政府無謬神話への固執

 菅首相は、国会答弁でたびたびあるいは質問の意図をずらして見当はずれな答弁を反復していた。まさに壊れたレコードのように。昔職場にこんなトンでもジジイがいたことを思い出したが、到底、宰相の器ではないといえよう。日本の癌である。

 ところで、結局この菅首相の見当はずれな答弁、結局言葉は違えども同じことを言っているのではないか。つまり、「政府は、私は間違っていない、正しい」と繰り返しているだけなのだ。「安心安全な五輪を行う」→「政府は、私は間違っていない、正しい」、「適切に対処する」→「政府は、私は間違っていない、正しい」、「私なりにお答えしている」→「私は間違っていない、正しい」... 言葉はいろいろ違えども、結局これしか言っていないのだ。何を聞かれても、「政府は、私は間違っていない」のナントかの一つ覚えなのである。

 結局これは菅首相が、政府無謬性神話を守ろうとして躍起になっているということだろう。つまり、政府は間違わない、正しいと言い続けることこそ権力維持につながる、と考えているのである。もし政府が間違いを認めれば、袋叩きに会い、失墜すると考えているのだ。これはいわゆる「歴史修正主義者」一般に共通する態度である。決して日本の過ちを認めようとしない。過ちを認めないことが、自らの威厳と権威を守ることなのだ。そして自らの過ちを否定するためには事実の歪曲もいとわない。
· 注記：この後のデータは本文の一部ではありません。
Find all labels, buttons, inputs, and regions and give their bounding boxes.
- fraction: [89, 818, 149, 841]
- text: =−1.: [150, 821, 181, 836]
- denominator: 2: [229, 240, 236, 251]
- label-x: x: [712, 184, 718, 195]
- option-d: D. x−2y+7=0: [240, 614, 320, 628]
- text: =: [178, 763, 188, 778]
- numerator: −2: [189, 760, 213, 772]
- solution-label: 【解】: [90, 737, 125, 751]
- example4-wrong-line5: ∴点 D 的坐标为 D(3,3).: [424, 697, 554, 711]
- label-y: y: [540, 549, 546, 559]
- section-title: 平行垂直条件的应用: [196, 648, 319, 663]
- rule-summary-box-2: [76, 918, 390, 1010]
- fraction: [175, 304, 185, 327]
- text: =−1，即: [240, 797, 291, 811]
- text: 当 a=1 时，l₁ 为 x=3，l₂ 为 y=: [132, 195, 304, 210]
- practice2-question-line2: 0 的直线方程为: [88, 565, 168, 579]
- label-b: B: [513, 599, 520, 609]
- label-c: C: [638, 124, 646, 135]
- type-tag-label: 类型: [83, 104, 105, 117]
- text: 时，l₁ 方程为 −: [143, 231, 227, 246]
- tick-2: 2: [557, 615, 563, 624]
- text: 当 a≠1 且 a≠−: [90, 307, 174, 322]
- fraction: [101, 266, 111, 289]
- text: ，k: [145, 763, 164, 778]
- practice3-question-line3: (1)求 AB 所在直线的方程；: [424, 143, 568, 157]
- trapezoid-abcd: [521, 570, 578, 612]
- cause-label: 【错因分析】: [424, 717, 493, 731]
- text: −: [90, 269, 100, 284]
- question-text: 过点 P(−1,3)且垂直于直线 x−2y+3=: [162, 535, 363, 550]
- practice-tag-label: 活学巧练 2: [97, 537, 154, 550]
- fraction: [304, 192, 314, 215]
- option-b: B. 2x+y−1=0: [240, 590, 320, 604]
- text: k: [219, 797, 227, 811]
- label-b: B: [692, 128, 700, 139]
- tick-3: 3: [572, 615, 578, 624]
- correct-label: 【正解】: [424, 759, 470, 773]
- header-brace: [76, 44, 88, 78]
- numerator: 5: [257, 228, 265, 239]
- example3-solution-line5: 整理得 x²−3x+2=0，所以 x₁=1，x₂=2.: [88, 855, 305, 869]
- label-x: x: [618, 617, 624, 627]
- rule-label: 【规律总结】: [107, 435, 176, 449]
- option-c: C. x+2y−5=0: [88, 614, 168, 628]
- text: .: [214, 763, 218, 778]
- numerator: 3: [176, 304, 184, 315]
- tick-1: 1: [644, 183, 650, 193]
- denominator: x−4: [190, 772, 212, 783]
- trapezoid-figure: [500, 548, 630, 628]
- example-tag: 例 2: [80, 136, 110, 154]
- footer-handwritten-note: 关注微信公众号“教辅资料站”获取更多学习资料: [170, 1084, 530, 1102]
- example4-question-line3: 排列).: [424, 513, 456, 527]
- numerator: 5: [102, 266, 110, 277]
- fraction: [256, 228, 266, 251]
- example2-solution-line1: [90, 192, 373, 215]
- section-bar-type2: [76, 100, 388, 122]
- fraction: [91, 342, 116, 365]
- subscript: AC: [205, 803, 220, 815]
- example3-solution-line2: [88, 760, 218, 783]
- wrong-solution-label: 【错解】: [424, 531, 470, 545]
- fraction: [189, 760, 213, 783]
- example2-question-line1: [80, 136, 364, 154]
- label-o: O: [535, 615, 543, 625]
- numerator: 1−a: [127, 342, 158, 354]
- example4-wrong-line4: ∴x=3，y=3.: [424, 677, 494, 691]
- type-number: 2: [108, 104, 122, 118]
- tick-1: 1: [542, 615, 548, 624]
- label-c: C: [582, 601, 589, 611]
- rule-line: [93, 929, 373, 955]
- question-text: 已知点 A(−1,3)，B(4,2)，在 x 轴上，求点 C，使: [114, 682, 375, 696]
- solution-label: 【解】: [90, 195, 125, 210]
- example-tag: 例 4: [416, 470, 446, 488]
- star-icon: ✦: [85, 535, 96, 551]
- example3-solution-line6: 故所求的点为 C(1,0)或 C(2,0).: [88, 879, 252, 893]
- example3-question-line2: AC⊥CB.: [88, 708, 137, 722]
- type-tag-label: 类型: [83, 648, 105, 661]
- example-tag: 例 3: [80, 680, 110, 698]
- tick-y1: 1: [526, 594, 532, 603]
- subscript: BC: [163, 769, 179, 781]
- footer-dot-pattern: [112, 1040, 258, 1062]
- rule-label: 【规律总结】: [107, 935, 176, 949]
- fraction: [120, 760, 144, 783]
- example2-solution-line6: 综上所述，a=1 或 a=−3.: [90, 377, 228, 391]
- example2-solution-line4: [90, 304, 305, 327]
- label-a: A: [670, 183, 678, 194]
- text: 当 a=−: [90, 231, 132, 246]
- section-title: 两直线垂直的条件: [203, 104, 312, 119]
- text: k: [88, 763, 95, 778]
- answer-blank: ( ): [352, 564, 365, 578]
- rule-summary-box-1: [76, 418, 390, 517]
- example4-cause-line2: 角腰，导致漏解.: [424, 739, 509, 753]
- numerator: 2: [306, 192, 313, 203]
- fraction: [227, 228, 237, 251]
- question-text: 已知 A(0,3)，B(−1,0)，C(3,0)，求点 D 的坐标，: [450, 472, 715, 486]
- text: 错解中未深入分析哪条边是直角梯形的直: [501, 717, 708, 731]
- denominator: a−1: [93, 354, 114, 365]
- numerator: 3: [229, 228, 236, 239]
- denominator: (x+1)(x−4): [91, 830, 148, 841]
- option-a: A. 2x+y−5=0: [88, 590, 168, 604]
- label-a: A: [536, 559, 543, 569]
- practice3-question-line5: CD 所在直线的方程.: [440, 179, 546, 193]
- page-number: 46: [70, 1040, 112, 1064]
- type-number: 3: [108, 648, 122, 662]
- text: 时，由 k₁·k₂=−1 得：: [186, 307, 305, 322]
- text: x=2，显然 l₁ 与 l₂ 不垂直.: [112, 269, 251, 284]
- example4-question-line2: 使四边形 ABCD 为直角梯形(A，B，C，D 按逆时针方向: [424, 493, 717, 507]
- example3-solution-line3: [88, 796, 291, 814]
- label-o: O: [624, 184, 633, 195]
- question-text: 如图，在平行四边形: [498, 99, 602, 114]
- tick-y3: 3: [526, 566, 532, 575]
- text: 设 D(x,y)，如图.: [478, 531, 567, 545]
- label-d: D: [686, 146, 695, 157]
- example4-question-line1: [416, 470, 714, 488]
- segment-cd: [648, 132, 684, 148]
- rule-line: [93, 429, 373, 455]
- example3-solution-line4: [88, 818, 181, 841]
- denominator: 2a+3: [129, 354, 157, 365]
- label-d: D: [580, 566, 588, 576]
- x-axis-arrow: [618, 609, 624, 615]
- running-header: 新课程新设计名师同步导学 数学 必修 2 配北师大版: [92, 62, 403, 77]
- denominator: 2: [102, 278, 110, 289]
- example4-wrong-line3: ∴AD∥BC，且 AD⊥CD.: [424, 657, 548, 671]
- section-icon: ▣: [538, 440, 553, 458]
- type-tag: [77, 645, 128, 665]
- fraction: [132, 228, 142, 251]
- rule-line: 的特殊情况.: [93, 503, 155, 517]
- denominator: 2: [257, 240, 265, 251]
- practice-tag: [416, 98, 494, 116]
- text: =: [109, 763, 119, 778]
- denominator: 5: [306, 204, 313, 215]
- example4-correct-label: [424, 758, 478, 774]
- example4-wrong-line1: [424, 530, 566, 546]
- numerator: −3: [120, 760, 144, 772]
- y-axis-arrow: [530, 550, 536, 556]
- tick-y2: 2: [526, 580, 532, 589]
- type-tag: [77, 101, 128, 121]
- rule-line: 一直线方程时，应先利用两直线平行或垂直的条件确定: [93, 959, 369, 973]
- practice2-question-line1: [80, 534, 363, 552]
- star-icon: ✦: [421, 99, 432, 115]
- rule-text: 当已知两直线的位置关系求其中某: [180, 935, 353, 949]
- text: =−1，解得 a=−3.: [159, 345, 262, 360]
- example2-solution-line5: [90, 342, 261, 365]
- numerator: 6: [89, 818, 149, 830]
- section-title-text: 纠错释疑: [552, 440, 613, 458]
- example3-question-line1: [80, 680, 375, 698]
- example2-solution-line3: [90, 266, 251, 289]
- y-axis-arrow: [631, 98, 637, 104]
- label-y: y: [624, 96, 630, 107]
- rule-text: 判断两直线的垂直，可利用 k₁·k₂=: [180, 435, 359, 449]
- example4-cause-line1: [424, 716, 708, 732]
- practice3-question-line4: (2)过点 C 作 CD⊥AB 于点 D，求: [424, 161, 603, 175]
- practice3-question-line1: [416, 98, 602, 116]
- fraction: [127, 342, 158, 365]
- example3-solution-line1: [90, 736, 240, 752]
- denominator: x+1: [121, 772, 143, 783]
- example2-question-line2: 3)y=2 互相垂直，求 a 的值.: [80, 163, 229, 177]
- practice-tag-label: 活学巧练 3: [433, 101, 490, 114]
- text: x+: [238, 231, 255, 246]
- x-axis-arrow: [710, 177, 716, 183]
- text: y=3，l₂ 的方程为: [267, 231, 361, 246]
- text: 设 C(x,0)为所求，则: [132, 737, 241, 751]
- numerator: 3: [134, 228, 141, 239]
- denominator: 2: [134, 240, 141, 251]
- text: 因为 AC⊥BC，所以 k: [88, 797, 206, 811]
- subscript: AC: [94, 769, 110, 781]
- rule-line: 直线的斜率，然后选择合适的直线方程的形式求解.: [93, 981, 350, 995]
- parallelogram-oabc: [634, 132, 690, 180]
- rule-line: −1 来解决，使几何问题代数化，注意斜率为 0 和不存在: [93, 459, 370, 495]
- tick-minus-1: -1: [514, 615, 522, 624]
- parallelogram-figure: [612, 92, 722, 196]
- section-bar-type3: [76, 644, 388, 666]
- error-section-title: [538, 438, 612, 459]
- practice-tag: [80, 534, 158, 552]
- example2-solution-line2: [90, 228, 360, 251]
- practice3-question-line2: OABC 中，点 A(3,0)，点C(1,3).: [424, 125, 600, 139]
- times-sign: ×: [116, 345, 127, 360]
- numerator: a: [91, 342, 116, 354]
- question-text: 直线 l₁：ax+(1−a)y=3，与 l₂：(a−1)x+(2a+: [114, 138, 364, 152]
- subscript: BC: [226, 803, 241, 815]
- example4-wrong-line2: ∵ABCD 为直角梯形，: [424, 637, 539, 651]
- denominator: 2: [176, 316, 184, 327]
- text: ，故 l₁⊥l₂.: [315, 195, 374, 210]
 このような態度であれば、政策のエビデンスに基づいた検証などやるわけはないし、いつまでたっても同じ失敗が繰り返されるだけである。エビデンスに基づいた検証とは、政府の不都合、失敗にも誠実に向き合って、修正するということなのだから... エビデンスの検証をやらなければ、いつまでも自分たちが正しいと言い続けられるのだから...

 ただ、この菅、安部に共通する態度、分からなくもない点もある。というのは彼らは民主党政権の失敗を見ているわけであるから。おそらく、彼らは民主党政権の失敗とは、自ら過ちを認めたことにある、と総括しているのだと思う。そこから、何が何でも自ら過ちを絶対認めないことが権力維持の手段だと悟ったのだ。

 これは国民にも責任がある。失敗を認めたら袋叩きにする態度である。民主党政権しかり、舛添前東京都知事しかりである。刑事犯罪を犯したのならともかく、少なくとも、一度の失政に対しては、それを修正する機会を与えるべきであり、袋叩きにして引きずりおろすというのは間違っている。舛添は、都知事選で、間違いをただす機会をくださいと訴えたが、都民は無残にも引きずりおろしてしまった。しかし、小池百合子都知事は何をやったか。築地市場問題で散々騒いだ挙句、結局うやむやにしてしまった。ただ既定方針通り進んだだけだった。小池都知事は散々騒いで炎上させた挙句、既定方針通り進める以外何もやっていない。選んだ奴は馬鹿なのである。

 結局国民は、間違わない政治、政府を求めて、結果的に間違いを認めない政治、政府を生み出してしまったのだ。その間違いを認めない政治、政府の象徴こそが、安倍政権であり、菅政権であったのだ。